Сопоставление трактовки событий 30-х гг. XII в. в новгородских и псковских источниках мы предлагаем провести, с одной стороны, на примере Новгородской Первой летописи старшего извода, так как она содержит наиболее древний по сравнению с другими новгородскими летописями текст, который почти без изменений лег в основу поздних летописных сводов, а с другой — трех псковских летописей, которые в рассматриваемом случае воспроизводят во многом одинаково текст их общего протографа.

Что же можно выяснить, опираясь на известия Новгородской Первой лет описи старшего извода и псковских летописей? Насколько этот вопрос далек от окончательного своего разрешения, показывает довольно обширная историография, связанная с событиями 30-х гг. XII в.

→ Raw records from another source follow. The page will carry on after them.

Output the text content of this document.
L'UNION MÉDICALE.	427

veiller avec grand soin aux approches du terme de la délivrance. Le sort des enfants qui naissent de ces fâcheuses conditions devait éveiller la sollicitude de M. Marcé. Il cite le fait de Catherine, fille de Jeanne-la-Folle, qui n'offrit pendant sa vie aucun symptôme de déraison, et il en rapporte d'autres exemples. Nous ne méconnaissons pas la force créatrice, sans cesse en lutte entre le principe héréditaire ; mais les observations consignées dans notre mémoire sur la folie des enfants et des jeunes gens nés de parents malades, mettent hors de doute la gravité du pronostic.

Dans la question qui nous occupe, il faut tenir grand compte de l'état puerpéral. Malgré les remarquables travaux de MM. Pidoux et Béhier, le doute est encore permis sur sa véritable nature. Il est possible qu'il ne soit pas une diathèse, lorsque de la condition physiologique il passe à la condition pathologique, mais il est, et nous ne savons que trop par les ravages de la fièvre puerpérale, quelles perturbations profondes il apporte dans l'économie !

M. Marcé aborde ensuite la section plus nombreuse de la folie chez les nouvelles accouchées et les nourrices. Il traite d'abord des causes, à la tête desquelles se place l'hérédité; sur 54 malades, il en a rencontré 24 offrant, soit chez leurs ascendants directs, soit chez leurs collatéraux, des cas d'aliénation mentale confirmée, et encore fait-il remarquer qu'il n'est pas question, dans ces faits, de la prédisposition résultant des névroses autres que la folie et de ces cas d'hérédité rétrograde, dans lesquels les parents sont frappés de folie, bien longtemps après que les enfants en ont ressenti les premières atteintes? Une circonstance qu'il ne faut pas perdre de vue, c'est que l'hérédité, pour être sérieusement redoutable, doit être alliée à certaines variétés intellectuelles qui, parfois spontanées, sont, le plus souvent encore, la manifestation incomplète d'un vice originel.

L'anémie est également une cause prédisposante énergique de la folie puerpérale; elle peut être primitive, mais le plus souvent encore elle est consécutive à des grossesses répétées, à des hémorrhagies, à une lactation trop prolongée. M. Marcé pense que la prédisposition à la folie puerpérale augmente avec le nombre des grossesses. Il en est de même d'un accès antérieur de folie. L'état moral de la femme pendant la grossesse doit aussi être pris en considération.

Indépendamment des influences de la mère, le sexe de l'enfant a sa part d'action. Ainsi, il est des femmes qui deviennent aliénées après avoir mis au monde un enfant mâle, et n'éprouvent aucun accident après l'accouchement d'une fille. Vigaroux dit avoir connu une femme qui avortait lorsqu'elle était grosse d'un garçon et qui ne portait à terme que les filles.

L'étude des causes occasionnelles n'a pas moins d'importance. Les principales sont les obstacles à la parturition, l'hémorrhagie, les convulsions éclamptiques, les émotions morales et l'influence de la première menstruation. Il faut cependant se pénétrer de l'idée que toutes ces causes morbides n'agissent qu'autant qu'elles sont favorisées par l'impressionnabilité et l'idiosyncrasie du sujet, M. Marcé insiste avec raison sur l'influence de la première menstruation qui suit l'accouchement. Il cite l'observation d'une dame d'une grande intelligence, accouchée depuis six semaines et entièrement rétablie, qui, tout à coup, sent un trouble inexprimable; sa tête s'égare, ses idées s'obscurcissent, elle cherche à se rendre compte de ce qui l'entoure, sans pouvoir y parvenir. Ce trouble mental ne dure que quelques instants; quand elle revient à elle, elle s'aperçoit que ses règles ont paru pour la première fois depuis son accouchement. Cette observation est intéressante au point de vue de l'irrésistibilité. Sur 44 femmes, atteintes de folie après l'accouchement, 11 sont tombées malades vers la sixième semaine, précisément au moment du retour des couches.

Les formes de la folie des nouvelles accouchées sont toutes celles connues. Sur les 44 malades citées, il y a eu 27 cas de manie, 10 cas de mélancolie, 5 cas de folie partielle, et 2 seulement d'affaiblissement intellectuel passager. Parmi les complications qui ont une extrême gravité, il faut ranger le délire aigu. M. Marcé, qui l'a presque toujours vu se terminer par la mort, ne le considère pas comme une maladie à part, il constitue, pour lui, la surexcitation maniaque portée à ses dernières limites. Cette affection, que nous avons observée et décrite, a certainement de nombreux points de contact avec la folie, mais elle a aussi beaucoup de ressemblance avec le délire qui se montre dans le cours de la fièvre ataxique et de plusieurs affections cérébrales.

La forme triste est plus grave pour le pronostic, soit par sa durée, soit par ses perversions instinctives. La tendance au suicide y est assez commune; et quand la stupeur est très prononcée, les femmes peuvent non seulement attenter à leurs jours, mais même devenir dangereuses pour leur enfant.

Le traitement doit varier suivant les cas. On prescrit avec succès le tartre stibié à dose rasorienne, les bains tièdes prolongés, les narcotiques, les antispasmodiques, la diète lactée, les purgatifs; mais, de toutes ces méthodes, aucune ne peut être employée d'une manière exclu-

Одним из первых решился дать им оценку еще в начале XIX в. Н.М. Карамзин. Историк, комментируя новгородские летописные записи, касающиеся новгородско-псковских взаимоотношений в рассматриваемый период времени, отмечал, что «город Псков сделался на время особенным княжением...»49.

Младший современник Н.М. Карамзина, митрополит Евгений (Болховитинов), усматривал в действиях псковичей в 1136 г. узурпацию права призвания князей, дарованного Ярославом Мудрым новгородцам50.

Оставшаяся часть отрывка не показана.